I also got a chance to spend a day at the offices of my favorite literary magazine, The Virginia Quarterly Review, or “VQR” to those who love it.
VQR, who hosted me at the Festival, is the kind of magazine that makes me do a double-take every time I see my byline in it. Every issue has a stop-you-in-your-tracks cover. And every quarter, underneath that cover, VQR offers up a new selection of writing, poetry, photography, and graphics that will not only revive your cardiac function but also your soul.
But what amazed me most this past week was learning how VQR gets published. I fully expected expansive offices filled with Jeffersonian antiques in the lush setting of University of Virginia greenery. Yes, Thomas Jefferson did design the rooms that house VQR. But there are only three rooms. And they are filled not with desks and editors but mostly with books and old issues. Those books and old issues outnumber the people in the offices, of which there are only four (the editor, the managing editor, the assistant to the editors, and the circulation manager), by a ratio of at least 100 to one.
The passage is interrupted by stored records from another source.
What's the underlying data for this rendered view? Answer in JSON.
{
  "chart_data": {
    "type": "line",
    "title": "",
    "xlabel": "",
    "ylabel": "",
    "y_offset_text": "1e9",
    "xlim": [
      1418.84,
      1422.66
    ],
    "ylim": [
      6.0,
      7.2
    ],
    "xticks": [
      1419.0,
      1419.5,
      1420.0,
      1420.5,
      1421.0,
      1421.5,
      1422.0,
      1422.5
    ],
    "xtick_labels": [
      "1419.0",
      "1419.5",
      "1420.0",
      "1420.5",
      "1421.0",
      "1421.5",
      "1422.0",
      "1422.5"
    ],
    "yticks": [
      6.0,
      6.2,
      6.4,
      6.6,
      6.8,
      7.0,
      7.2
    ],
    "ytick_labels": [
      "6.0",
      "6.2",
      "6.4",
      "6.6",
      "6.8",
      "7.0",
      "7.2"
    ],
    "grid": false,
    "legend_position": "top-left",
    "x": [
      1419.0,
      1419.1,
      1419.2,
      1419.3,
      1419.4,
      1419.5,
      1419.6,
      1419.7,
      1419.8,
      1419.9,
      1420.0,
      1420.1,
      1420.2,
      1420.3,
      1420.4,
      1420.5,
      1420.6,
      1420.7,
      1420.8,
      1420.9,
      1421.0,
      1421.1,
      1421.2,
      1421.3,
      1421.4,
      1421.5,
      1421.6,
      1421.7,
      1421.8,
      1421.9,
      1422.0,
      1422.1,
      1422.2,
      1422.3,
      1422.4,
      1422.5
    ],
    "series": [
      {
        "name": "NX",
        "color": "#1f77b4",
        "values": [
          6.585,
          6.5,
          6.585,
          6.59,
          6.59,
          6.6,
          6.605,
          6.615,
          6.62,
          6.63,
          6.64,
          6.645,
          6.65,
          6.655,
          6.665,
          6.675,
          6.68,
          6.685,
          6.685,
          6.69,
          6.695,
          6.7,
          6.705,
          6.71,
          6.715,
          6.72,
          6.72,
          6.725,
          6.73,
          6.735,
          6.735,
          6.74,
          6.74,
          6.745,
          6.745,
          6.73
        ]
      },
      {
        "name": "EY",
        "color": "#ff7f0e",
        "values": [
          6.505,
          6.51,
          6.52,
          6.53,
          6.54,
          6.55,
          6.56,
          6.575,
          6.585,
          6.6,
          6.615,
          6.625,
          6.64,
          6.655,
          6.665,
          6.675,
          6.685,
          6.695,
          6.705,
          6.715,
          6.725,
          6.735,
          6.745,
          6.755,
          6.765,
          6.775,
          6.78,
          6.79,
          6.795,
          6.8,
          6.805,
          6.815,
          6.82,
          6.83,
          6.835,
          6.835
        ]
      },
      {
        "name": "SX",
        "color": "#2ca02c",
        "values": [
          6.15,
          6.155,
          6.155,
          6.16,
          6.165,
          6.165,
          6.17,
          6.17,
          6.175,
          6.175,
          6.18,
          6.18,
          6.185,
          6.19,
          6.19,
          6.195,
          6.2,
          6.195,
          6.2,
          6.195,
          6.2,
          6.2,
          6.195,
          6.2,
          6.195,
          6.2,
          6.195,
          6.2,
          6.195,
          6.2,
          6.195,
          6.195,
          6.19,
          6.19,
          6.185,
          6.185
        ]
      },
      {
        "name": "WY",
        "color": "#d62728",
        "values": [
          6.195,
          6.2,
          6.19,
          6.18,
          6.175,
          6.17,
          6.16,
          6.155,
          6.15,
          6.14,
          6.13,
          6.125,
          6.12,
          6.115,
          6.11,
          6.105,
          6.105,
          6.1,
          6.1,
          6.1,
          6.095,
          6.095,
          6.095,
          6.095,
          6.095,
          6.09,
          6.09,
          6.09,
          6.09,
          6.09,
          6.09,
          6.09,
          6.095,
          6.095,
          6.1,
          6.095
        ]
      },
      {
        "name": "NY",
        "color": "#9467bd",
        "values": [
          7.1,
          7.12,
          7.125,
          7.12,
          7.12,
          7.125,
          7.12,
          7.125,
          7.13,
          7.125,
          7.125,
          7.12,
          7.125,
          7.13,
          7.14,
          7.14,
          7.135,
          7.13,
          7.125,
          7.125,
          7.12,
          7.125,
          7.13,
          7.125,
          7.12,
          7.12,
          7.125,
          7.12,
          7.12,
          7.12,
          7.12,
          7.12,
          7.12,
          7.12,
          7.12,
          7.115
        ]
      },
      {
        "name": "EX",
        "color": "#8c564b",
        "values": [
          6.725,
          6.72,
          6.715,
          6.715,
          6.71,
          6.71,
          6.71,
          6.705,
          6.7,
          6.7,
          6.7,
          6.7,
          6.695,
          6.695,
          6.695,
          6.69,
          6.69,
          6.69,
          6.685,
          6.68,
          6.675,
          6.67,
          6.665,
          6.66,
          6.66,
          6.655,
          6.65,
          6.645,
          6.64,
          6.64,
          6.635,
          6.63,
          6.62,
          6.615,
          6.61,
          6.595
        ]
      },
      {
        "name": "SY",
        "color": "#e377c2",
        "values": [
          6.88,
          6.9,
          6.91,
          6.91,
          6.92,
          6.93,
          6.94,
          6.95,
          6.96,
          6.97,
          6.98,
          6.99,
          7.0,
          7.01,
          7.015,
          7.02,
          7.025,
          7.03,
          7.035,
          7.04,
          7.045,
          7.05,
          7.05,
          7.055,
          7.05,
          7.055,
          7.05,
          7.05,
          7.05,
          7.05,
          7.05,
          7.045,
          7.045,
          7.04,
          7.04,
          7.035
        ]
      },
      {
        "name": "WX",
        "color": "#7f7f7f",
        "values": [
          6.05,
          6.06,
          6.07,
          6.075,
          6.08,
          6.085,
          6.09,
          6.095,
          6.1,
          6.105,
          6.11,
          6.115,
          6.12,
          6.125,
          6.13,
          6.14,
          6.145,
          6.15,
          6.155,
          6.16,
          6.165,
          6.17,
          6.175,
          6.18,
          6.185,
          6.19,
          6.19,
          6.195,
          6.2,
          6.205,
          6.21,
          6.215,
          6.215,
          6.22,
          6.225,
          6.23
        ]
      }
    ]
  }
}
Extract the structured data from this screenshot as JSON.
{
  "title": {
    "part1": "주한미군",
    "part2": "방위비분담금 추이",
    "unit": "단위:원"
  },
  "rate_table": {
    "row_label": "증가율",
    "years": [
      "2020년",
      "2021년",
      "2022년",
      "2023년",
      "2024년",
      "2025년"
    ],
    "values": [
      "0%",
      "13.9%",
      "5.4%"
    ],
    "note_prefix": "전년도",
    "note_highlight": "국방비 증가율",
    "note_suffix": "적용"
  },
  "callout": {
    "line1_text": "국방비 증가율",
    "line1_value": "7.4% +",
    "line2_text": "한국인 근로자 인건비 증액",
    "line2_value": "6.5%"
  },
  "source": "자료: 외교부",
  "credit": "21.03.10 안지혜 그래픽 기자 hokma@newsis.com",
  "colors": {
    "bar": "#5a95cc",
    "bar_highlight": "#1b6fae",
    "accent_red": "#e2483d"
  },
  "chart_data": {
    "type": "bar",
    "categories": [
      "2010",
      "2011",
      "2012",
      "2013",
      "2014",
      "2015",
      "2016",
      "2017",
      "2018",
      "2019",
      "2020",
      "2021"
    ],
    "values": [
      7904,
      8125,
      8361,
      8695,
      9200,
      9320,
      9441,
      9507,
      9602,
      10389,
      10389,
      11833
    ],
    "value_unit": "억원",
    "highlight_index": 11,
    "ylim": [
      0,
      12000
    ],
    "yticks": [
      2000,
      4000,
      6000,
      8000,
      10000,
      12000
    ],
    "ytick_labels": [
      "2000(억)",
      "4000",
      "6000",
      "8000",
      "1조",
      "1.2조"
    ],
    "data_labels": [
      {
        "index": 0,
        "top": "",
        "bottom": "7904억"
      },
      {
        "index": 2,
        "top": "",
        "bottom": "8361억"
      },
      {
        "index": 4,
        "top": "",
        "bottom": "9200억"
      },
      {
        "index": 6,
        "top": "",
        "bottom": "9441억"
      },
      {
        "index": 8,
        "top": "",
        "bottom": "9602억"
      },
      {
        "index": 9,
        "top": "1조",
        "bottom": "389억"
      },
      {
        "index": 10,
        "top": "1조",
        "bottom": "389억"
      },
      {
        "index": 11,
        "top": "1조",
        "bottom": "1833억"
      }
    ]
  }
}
Four people put out that magazine. Four people. It takes more people than that to fill your coffee order at the local Starbucks.
But when you talk to those four people, especially Ted Genoways, the editor, and Kevin Morrissey, the managing editor, you can see why VQR won the National Magazine Award for general excellence in its category last year and has been nominated for the same award this year.
They are obsessed with writing, quality writing. Over lunch, we talked about Belgian beers, civil war history, and even blog management. But nothing, nothing, made Ted’s words more energized or more poetic than our discussions about good writing.
So take a look at the new Spring issue. There’s work by Philip Caputo, Nadine Gordimer, and Robert Olen Butler, and Ted has, yet again, written a beautiful editor’s column. There’s even a new essay by me, “The Gross-Out Factor.”
VQR is gorgeous. It’s an amazing read. It’s one of my favorites.